- Native to: Central Solomon Islands
- Region: Big Nggela, Small Nggela, Sandfly and Buenavista Islands
- Native speakers: (12,000 cited 1999)
- Language family: Austronesian Malayo-PolynesianOceanicSoutheast SolomonicGela–GuadalcanalGelicGela; ; ; ; ; ;

Language codes
- ISO 639-3: nlg
- Glottolog: gela1263

= Gela language =

Austronesian language spoken in the Solomon Islands

Gela (/'ɡeɪlɑː/ GAY-lah), also known as Nggela /nlg/ and formerly as Florida, is an Oceanic language spoken in the Nggela Islands, in the middle of the Solomon Islands. It belongs to the Southeast Solomonic group of the Oceanic family.

Towards the end of the 19th century, Gela was used by the Melanesian Mission of the Anglican Church of Melanesia, as a language of Christianisation ‒ along with Mota, a language of the Banks islands of northern Vanuatu. The first translation of the scriptures in Gela was published in 1882.

==Dialects==
The three dialects of Gela are very similar, differing mainly on a small number of phonological points.

==Phonology==

===Phonemes===

====Consonants====
Gela has the following consonant phonemes:

|  | Labial |  | Alveolar |  | Velar |  |
|---|---|---|---|---|---|---|
| Nasal |  | m |  | n |  | ŋ |
| Stop | p | b | t | d | k | g |
| Fricative |  | v | s | z |  | ɣ |
| Approximant |  | w |  | l |  | j |
| Trill |  |  |  | r |  |  |

The fricative /z/ is realized as [ð] in alternation with a retroflex sibilant [ʐ], initially before /a/.

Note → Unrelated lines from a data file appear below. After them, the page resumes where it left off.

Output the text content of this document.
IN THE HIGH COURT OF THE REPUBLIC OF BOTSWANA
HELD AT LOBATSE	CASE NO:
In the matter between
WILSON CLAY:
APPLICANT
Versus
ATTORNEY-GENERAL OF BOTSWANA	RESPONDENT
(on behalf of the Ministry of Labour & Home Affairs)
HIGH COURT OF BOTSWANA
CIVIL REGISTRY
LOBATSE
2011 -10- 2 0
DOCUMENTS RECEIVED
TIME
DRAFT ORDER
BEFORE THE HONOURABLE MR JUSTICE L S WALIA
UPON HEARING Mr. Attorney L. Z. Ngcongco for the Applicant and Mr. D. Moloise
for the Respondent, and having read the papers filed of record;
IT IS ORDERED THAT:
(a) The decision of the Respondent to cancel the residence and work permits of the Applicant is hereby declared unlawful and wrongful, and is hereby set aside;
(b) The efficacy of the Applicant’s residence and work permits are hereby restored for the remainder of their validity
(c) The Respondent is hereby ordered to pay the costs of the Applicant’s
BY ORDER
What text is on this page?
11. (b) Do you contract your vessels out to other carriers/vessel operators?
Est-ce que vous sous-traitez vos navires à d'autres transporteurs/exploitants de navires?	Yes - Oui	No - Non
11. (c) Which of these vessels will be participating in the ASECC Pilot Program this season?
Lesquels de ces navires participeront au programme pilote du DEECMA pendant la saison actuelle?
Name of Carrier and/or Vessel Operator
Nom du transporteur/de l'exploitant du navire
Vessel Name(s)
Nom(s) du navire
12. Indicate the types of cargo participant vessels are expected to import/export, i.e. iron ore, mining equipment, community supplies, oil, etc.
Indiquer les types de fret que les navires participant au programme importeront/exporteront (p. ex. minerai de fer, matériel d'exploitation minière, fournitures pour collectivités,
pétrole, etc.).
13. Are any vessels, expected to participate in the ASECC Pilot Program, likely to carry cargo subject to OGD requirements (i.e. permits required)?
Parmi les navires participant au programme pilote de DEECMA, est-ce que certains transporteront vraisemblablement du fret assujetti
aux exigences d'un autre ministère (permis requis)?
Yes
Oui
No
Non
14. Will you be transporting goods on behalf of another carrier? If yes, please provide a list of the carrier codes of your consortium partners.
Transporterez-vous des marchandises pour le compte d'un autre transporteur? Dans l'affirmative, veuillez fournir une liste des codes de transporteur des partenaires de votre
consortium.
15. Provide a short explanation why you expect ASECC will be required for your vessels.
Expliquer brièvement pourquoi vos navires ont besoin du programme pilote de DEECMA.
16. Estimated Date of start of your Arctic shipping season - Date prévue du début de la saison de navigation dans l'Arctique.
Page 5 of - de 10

The Gela dominant voiced is "h" not "z". "Z" is found in Savosavo language speakers (and Bugotu and part of Guadalcanal) who also speak Gela - primarily due to their use of the Church of Melanesia Common Prayer Books and Hymns (written in Gela in the 1940s).

====Vowels====
Gela uses //i, e, a, o, u// with no contrastive vowel length.

===Stress===
Stress generally occurs on each word's penultimate syllable.

==Sample vocabulary==

===Numbers===

1. keha (keha or sakai, not keza)
2. rua
3. tolu
4. vati
5. lima
6. ono
7. vitu
8. alu
9. hiua (not hiwa)
10. hangavulu
11. hangavulu sakai
12. hangavulu rua
13. hangavulu tolu
14. hangavulu vati
15. hangavulu lima
16. hangavulu ono
17. hangavulu vitu
18. hangavulu alu
19. hangavulu hiua
20. rua hangavulu
21. rua hangavulu sakai
22. rua hangavulu rua
23. rua hangavulu tolu
24. rua hangavulu vati
25. rua hangavulu lima
26. rua hangavulu ono
27. rua hangavulu vitu
28. rua hangavulu alu
29. rua hangavulu hiua
30. tolu hangavulu
31. tolu hangavulu sakai
32. tolu hangavulu rua
33. tolu hangavulu tolu
34. tolu hangavulu vati
35. tolu hangavulu lima
36. tolu hangavulu ono
37. tolu hangavulu vitu
38. tolu hangavulu alu
39. tolu hangavulu hiua
40. vati hangavulu
41. vati hangavulu sakai
42. vati hangavulu rua
43. vati hangavulu tolu
44. vati hangavulu vati
45. vati hangavulu lima
46. vati hangavulu ono
47. vati hangavulu vitu
48. vati hangavulu alu
49. vati hangavulu hiua
50. lima hangavulu

In general, for two-digit numbers, numbers are expressed as a*10+b, where a and b are numbers ranging from 1 to 9.